As Twitter has grown as a platform for passing along bits of news, I’ve noticed trends in the way organizations handle information. Here’s one thing I find annoying: the attribution of original sources.
Here’s just one example:
The link leads to this story by James Crugnale.
To decipher that for those who don’t understand blog-ese, Crugnale found the story at ThinkProgress (the first link), hence the h/t (hat tip, a form of acknowledgement), and ThinkProgress got the story from Chicagoist.
With me so far?
Now, tracing the story to Chicagoist, I find a large photo of a McD’s application and two paragraphs explaining some of the history of antagonism between the protesters and the Chicago BOT traders. At the bottom of that story, I find this: Found via Windy Citizen.
So I click the link, and there’s that photo again (nobody knows how to correct white balance in Photoshop?).

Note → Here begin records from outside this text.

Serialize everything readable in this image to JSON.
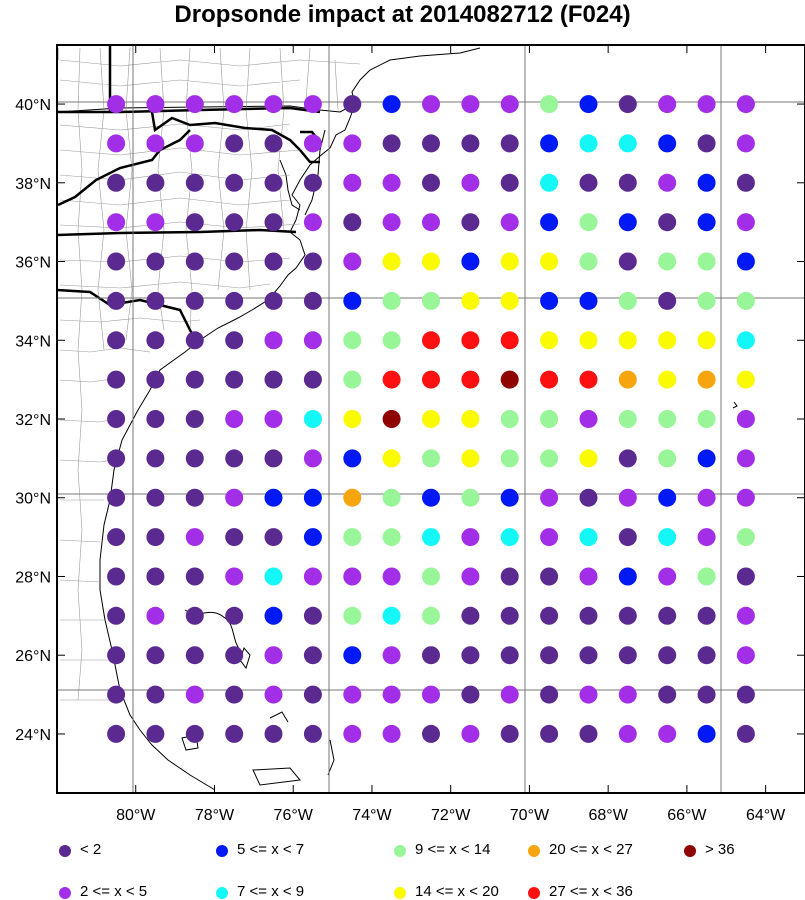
{
  "title": "Dropsonde impact at 2014082712 (F024)",
  "lat_labels": [
    "40°N",
    "38°N",
    "36°N",
    "34°N",
    "32°N",
    "30°N",
    "28°N",
    "26°N",
    "24°N"
  ],
  "lon_labels": [
    "80°W",
    "78°W",
    "76°W",
    "74°W",
    "72°W",
    "70°W",
    "68°W",
    "66°W",
    "64°W"
  ],
  "legend": [
    {
      "key": "c0",
      "label": "<  2",
      "color": "#5b2a91"
    },
    {
      "key": "c1",
      "label": "2 <= x <  5",
      "color": "#a22ee8"
    },
    {
      "key": "c2",
      "label": "5 <= x <  7",
      "color": "#0019f5"
    },
    {
      "key": "c3",
      "label": "7 <= x <  9",
      "color": "#14f7f7"
    },
    {
      "key": "c4",
      "label": "9 <= x < 14",
      "color": "#98f598"
    },
    {
      "key": "c5",
      "label": "14 <= x < 20",
      "color": "#fafa00"
    },
    {
      "key": "c6",
      "label": "20 <= x < 27",
      "color": "#f7a50f"
    },
    {
      "key": "c7",
      "label": "27 <= x < 36",
      "color": "#ff1010"
    },
    {
      "key": "c8",
      "label": "> 36",
      "color": "#8f0303"
    }
  ],
  "chart_data": {
    "type": "scatter",
    "title": "Dropsonde impact at 2014082712 (F024)",
    "grid_lon": [
      -80.5,
      -79.5,
      -78.5,
      -77.5,
      -76.5,
      -75.5,
      -74.5,
      -73.5,
      -72.5,
      -71.5,
      -70.5,
      -69.5,
      -68.5,
      -67.5,
      -66.5,
      -65.5,
      -64.5
    ],
    "grid_lat": [
      40,
      39,
      38,
      37,
      36,
      35,
      34,
      33,
      32,
      31,
      30,
      29,
      28,
      27,
      26,
      25,
      24
    ],
    "lon_range": [
      -82,
      -63
    ],
    "lat_range": [
      22.5,
      41.5
    ],
    "rows": [
      "11111102111420111",
      "11100110000233201",
      "00000011010300120",
      "11000101101242021",
      "00000015525540442",
      "00000024455224044",
      "00001144777555553",
      "00000047778776565",
      "00011358554414441",
      "00000125454450421",
      "00012264242101211",
      "00100244313130314",
      "00013111410012140",
      "01002043400000001",
      "00001021000000001",
      "00101011101011000",
      "00000011010001120"
    ]
  }
}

There’s no text accompanying this post, except Via @DeProgrammer (It’s really apparently @DeProgrammer9)
And here we arrive at the (apparent) end of the hat tip trail. A photo posted on Oct. 31 with the caption “The board of trade thought it would be funny to litter McDonalds applications on our heads at #occupychi. #WTF”
So to recap, here’s the chain of origin of the Mediaite tweet as I followed it across the web:
Mediaite > ThinkProgress > Chicagoist > Windy Citizen > @DeProgrammer9
Or, in visual form, from point of origin to my twitter feed:
I understand why these outfits repeat the story with their own slight modification. And I give each of them props for giving some credit to the site where they found the information, which is more than many traditional media outlets do. But I wish there were a better way to follow the origin of a piece of news other than running down the rabbit trail of hat tips to find the source.
It would be nice if someone could invent a “package” tool that would let you include the entire digital trail in a single link or something like that.